Sprayed 20 ml per pot. These were cultivated in a glass greenhouse for 2 days, and then a spore suspension of wheat leaf rust (7 × 10 ⁴ spores / ml) was uniformly spray-inoculated on the plant. Next, these were grown in a glass greenhouse for one week, and the degree of wheat rust spots appearing on each first leaf was investigated.

The evaluation of the bactericidal effect was carried out in six stages (0: the whole diseased, 1: the lesion area was about 60%, and 2: the lesion area was about 40%) as compared with the degree of the lesion in the untreated section. 3: The lesion area is about 20%, 4: The lesion area is 10% or less, 5: No lesion). In addition, the same efficacy test was examined using a comparative preparation in which the compound (V) described in the above (1) was the same as the preparation (3). Table 5 shows the results.

[0058]

[Table 5]

[0059]

According to the present invention, a novel 2-acylamino-2-
Thiazoline compounds are useful agricultural chemicals as pesticides.

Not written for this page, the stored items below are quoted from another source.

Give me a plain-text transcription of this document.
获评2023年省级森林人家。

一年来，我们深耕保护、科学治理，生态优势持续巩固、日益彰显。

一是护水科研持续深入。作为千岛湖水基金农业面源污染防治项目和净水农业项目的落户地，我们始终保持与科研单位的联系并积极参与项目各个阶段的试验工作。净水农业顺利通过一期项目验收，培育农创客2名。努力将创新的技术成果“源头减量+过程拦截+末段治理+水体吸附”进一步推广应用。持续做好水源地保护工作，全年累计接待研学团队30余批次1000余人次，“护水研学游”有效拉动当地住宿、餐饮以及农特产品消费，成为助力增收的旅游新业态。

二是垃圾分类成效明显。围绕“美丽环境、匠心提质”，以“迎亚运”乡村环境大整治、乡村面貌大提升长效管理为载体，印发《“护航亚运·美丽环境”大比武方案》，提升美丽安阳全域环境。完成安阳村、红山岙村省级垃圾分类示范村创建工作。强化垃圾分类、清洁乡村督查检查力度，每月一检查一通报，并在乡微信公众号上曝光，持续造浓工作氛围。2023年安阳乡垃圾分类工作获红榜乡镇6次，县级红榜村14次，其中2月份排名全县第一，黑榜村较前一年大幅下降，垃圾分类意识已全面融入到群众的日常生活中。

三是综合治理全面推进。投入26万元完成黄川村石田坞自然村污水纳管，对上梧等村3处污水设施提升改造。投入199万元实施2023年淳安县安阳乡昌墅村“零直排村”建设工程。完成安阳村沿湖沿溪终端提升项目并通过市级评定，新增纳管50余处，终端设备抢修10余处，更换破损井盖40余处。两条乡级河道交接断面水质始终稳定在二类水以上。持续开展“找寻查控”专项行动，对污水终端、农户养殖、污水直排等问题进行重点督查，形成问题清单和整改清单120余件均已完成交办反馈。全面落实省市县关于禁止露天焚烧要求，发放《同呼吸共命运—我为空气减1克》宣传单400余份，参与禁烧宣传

 ──────────────────────────────────────────────────続 き Continuation of the front page (72) Inventor Yoshinori Yamanaka 5-1978 Ogushi, Ube City, Ube City, Yamaguchi Prefecture Ube Industries, Ltd. Examiner at Ube Research Laboratory Shintaro Takahara (56) References JP-A-5-86041 (JP, A) JP-A-5-112546 (JP, A) JP-A-58-57371 (JP, A)

Claims (3)

(57) [Claims] (1) The following formula: (In the formula, X represents a hydrogen atom, a halogen atom, or a lower alkyl group.) A 2-acylamino-2-thiazoline compound represented by the formula: 2. The following formula: And a 2-iminothiazolidine compound represented by the following formula: (Wherein, X has the same meaning as in claim 1; Y represents a halogen atom). The compound represented by formula (I) according to claim 1 is reacted with the compound represented by formula (I). -A process for producing an acylamino-2-thiazoline compound. 3. The compound represented by the formula (I) according to claim 1,
A pest control agent containing an acylamino-2-thiazoline compound as an active ingredient.